In the name of expanding health care insurance to all, the administration and liberals in Congress are quickly leading the country down the road to government-rationed health care—where government holds the power of life and death over every American. In such a system, boards of “experts” will evaluate the relative values of human lives and make coverage decisions accordingly. What factors will they take into account? Look closely at the following exchange between President Obama and Jane Strum, an audience member at his televised town hall meeting on health care reform:
JANE STURM: Hazel Homer is over 105 now. But at 100 the doctor had said to her, I can’t do anything more unless you have a pacemaker. I said, go for it. She said, go for it. But the arrhythmia specialist said, no, it’s too old.
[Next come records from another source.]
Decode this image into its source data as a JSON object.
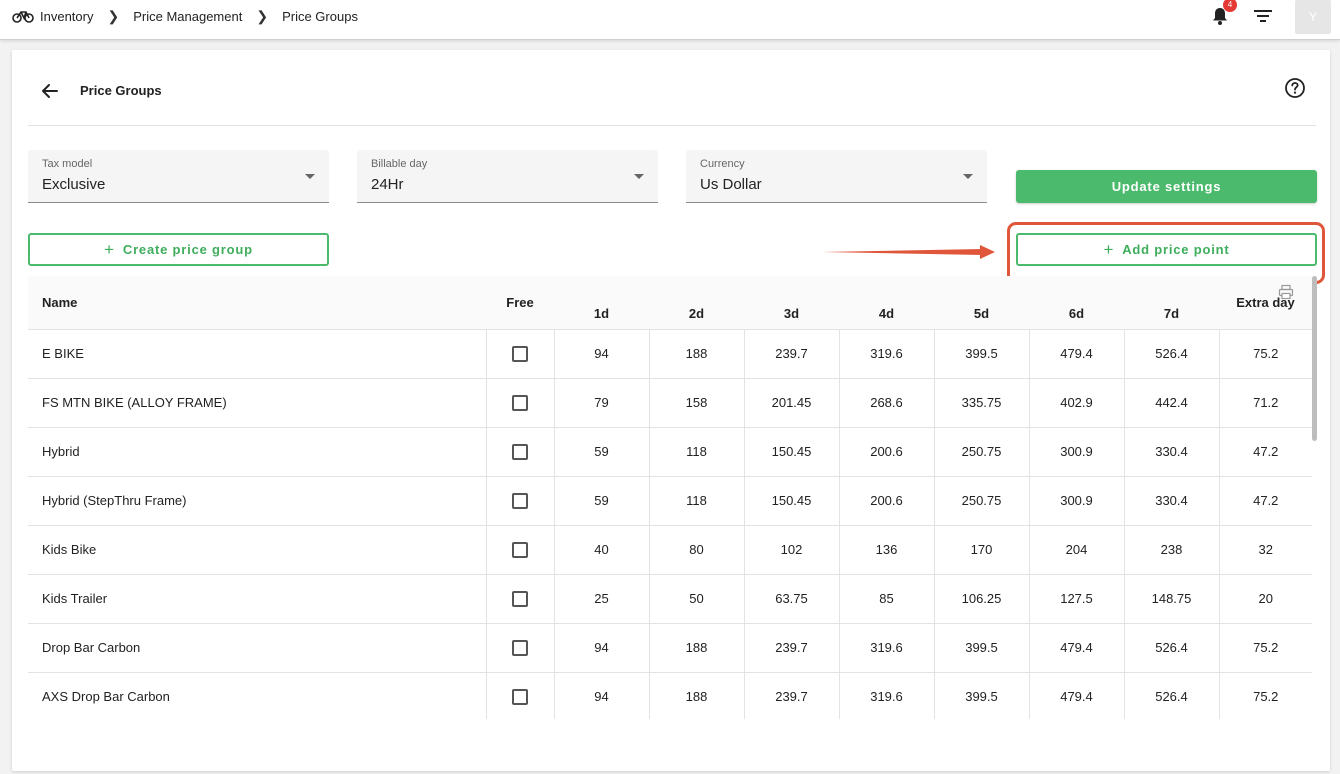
{
  "breadcrumbs": {
    "items": [
      "Inventory",
      "Price Management",
      "Price Groups"
    ]
  },
  "topbar": {
    "notifications_count": "4",
    "avatar_initial": "Y"
  },
  "page": {
    "title": "Price Groups"
  },
  "settings": {
    "tax_model": {
      "label": "Tax model",
      "value": "Exclusive"
    },
    "billable_day": {
      "label": "Billable day",
      "value": "24Hr"
    },
    "currency": {
      "label": "Currency",
      "value": "Us Dollar"
    },
    "update_label": "Update settings"
  },
  "actions": {
    "create_label": "Create price group",
    "add_label": "Add price point"
  },
  "table": {
    "headers": {
      "name": "Name",
      "free": "Free",
      "d1": "1d",
      "d2": "2d",
      "d3": "3d",
      "d4": "4d",
      "d5": "5d",
      "d6": "6d",
      "d7": "7d",
      "extra": "Extra day"
    },
    "rows": [
      {
        "name": "E BIKE",
        "d1": "94",
        "d2": "188",
        "d3": "239.7",
        "d4": "319.6",
        "d5": "399.5",
        "d6": "479.4",
        "d7": "526.4",
        "extra": "75.2"
      },
      {
        "name": "FS MTN BIKE (ALLOY FRAME)",
        "d1": "79",
        "d2": "158",
        "d3": "201.45",
        "d4": "268.6",
        "d5": "335.75",
        "d6": "402.9",
        "d7": "442.4",
        "extra": "71.2"
      },
      {
        "name": "Hybrid",
        "d1": "59",
        "d2": "118",
        "d3": "150.45",
        "d4": "200.6",
        "d5": "250.75",
        "d6": "300.9",
        "d7": "330.4",
        "extra": "47.2"
      },
      {
        "name": "Hybrid (StepThru Frame)",
        "d1": "59",
        "d2": "118",
        "d3": "150.45",
        "d4": "200.6",
        "d5": "250.75",
        "d6": "300.9",
        "d7": "330.4",
        "extra": "47.2"
      },
      {
        "name": "Kids Bike",
        "d1": "40",
        "d2": "80",
        "d3": "102",
        "d4": "136",
        "d5": "170",
        "d6": "204",
        "d7": "238",
        "extra": "32"
      },
      {
        "name": "Kids Trailer",
        "d1": "25",
        "d2": "50",
        "d3": "63.75",
        "d4": "85",
        "d5": "106.25",
        "d6": "127.5",
        "d7": "148.75",
        "extra": "20"
      },
      {
        "name": "Drop Bar Carbon",
        "d1": "94",
        "d2": "188",
        "d3": "239.7",
        "d4": "319.6",
        "d5": "399.5",
        "d6": "479.4",
        "d7": "526.4",
        "extra": "75.2"
      },
      {
        "name": "AXS Drop Bar Carbon",
        "d1": "94",
        "d2": "188",
        "d3": "239.7",
        "d4": "319.6",
        "d5": "399.5",
        "d6": "479.4",
        "d7": "526.4",
        "extra": "75.2"
      }
    ]
  },
  "colors": {
    "accent": "#4cba6c",
    "highlight": "#e0563b",
    "badge": "#e53935"
  }
}
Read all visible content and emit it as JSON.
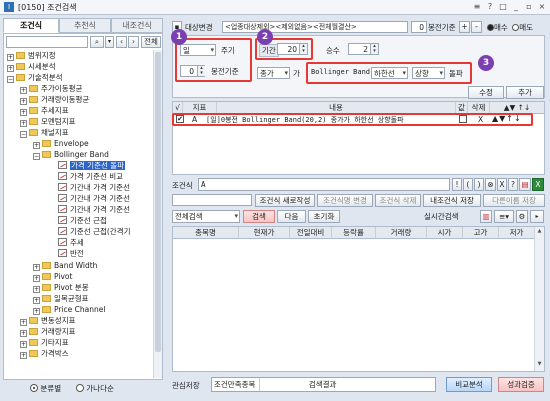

Her doctor said, I’m going to make an appointment, because a picture is worth a thousand words. And when the other arrhythmia specialist saw her, saw her joy of life and so on, he said, I’m going for it. So that was over five years ago. My question to you is, outside the medical criteria for prolonging life for somebody elderly, is there any consideration that can be given for a certain spirit, a certain joy of living, quality of life? Or is it just a medical cutoff at a certain age?
OBAMA: Well, first of all, I want to meet your mom. And I want to find out what’s she’s eating. … I don’t think that we can make judgments based on peoples’ spirit. That would be a pretty subjective decision to be making. I think we have to have rules that say that we are going to provide good, quality care for all people.
President Obama’s evident problem, and the problem of members of Congress who voted down anti-rationing amendments in the House and Senate committees, is this: the government can’t consider “personal circumstances,” such as an individual’s joy for life, in making health care decisions. Therefore, the end result is a process of government decision-making over benefits and medical procedures that must be a set of rigid, objective rules enforced or applied by bodies of experts. If these decisions are tied to reimbursement or cost-effectiveness standards, they will determine whether or not someone receives life-saving or life-extending treatment.
There are many criticisms that can be offered for Singer’s view, including that it fails to grasp how the real world operates: the experience of health care in this country in programs like Medicare and Medicaid reveals that government attempts to rein in health care spending have failed miserably and led to greater fiscal crisis and waste. It also fails to recognize that medicine is becoming more and more personalized, and that doctors– not bureaucrats– are in the best position to diagnose and recommend the best treatment to suit an individual patient. But a more fundamental criticism is that his view is incredibly naïve at best and insidiously evil at worst; even if we could somehow create truly objective criteria for measuring the relative value of a human life, no government body, no matter how expert and insulated from politics, should be trusted to apply it free from bias or political influence.
If Congress wants real guidance on this issue, it should consult the man who wrote our charter of Independence. President Thomas Jefferson, in his First Inaugural Address, warned: “Sometimes it is said that man can not be trusted with the government of himself. Can he, then, be trusted with the government of others? Or have we found angels in the forms of kings to govern him? Let history answer this question.”